Reports yesterday suggested that Mr Cameron, who is touring Japan and South-east Asia, could make a surprise visit later this week to the former Burmese capital, Rangoon, as part of international efforts to encourage greater democracy in the country.

A government official in Burma said Mr Cameron would meet President Thein Sein in the capital, Naypyidaw, and hold talks with the opposition leader Aung San Suu Kyi in Rangoon the same day. Downing Street would not confirm whether the visit had been agreed.

In January William Hague paved the way for the trip when he became the first British foreign secretary to visit Burma since 1955, after the political and economic reforms instigated by President Thein Sein last year. The US Secretary of State, Hilary Clinton, has also visited the country.
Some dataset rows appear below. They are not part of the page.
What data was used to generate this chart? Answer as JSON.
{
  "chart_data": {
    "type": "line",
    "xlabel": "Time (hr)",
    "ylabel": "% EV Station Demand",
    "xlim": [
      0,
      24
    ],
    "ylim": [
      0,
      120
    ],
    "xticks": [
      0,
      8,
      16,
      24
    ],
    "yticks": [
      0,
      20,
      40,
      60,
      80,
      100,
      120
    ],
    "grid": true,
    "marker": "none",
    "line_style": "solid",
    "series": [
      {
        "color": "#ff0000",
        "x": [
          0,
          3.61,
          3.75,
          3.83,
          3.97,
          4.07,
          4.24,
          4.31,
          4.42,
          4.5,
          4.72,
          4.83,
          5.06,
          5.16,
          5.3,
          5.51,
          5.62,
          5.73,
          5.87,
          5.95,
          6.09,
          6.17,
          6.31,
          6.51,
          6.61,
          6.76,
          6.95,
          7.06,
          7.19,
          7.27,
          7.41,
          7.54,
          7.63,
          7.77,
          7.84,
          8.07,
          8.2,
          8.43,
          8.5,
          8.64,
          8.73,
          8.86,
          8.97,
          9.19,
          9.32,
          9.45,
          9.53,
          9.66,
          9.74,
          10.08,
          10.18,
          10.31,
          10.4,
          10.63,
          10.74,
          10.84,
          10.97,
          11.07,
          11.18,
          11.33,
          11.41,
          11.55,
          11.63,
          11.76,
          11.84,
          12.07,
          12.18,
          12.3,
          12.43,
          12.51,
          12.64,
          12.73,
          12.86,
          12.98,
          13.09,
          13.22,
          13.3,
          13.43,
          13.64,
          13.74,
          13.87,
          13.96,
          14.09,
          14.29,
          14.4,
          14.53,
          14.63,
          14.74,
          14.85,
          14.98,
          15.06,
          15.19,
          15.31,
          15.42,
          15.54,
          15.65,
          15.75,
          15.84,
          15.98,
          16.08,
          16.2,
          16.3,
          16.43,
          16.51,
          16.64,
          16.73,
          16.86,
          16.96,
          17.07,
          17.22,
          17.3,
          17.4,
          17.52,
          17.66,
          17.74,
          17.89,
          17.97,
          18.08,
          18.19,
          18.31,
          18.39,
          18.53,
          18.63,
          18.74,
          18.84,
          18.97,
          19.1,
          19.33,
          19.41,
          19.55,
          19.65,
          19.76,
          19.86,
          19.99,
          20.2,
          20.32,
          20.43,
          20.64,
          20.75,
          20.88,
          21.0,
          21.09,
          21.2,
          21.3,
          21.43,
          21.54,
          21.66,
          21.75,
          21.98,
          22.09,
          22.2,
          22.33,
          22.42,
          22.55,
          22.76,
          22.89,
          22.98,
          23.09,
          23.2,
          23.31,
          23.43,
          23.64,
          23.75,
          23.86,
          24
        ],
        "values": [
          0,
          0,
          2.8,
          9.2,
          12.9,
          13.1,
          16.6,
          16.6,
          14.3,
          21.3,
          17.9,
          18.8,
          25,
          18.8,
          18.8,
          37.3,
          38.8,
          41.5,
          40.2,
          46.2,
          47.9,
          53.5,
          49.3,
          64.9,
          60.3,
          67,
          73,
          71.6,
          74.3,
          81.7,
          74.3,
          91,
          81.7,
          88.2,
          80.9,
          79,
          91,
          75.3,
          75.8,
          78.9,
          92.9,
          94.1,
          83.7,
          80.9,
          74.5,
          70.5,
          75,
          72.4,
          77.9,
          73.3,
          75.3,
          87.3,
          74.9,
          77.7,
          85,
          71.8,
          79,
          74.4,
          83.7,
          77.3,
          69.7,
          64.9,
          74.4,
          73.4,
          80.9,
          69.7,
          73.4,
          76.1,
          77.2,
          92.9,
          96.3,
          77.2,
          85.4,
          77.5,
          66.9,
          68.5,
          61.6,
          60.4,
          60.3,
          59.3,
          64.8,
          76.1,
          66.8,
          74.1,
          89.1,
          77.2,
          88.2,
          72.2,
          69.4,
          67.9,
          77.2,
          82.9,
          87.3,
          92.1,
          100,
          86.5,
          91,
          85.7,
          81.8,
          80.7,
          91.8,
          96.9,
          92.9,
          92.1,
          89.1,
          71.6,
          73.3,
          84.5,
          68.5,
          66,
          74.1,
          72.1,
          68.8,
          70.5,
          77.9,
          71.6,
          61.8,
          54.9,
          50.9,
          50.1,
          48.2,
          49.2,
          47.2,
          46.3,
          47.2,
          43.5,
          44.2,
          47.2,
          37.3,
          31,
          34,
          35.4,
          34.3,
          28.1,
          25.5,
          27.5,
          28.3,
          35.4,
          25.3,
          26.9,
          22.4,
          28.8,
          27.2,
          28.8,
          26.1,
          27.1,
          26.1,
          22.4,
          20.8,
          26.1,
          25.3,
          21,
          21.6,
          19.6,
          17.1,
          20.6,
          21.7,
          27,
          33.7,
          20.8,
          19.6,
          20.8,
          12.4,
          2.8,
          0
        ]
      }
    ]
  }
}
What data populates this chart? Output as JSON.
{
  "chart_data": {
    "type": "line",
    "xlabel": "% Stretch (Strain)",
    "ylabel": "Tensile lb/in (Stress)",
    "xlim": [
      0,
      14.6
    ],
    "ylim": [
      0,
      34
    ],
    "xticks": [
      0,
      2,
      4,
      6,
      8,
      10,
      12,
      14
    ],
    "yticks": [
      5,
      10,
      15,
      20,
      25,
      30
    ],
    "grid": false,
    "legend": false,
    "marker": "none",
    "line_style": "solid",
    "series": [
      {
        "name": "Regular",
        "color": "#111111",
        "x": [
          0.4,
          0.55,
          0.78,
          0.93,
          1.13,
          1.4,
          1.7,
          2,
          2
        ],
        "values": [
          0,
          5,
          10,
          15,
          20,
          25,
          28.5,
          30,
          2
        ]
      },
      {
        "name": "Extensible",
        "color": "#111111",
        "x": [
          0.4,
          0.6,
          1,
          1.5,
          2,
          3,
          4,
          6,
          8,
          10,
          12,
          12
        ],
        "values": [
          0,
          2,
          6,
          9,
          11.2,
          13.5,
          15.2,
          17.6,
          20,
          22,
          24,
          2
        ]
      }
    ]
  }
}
But a visit by Mr Cameron would be an important sign that the international community is keen to normalise relations with Myanmar. European Union ministers will meet later this month to review sanctions against the country after last week's elections, which saw Ms Suu Kyi elected to parliament.

In the last few months, Burma has released most of its acknowledged political prisoners, struck peace deals with ethnic rebels, allowed aid convoys in, and finally staged elections widely regarded as having been free and fair.

While some nations have argued for all sanctions to be removed, Britain and Nordic nations favour a "step by step" approach to ensure reforms continue, EU diplomats have said. The US announced last week it would ease selected sanctions, including restrictions on investment to Burma, but said measures would stay in place against those opposed to reform.

Mr Cameron, who is travelling with a group of leading British businessmen, will also want to use the opportunity to get ahead of other Western countries and push for British trade and investment in its former colony.

Asian countries such as China, Thailand and India are already investing in Burma's rich natural resources, an opportunity shut off to the West because of sanctions. But the highlight of the trip is likely to be the meeting with Ms Suu Kyi, who spent 15 of the past 22 years locked up by the former junta.

She won a seat in parliament for the first time in by-elections on 1 April that were largely praised as a step towards democracy. Her National League for Democracy party secured 43 of the 44 seats it contested, becoming the main opposition force in a national parliament dominated by the military and its political allies.

She will take her seat in the lower house for the first time on 23 April. Mr Hague hailed the 66-year-old's election success as a "historic result" for the people of Burma, and urged Thein Sein to stay on the track to reform.

Observers say the regime now needs Ms Suu Kyi in parliament to bolster the legitimacy of its political system and help to further ease Western sanctions.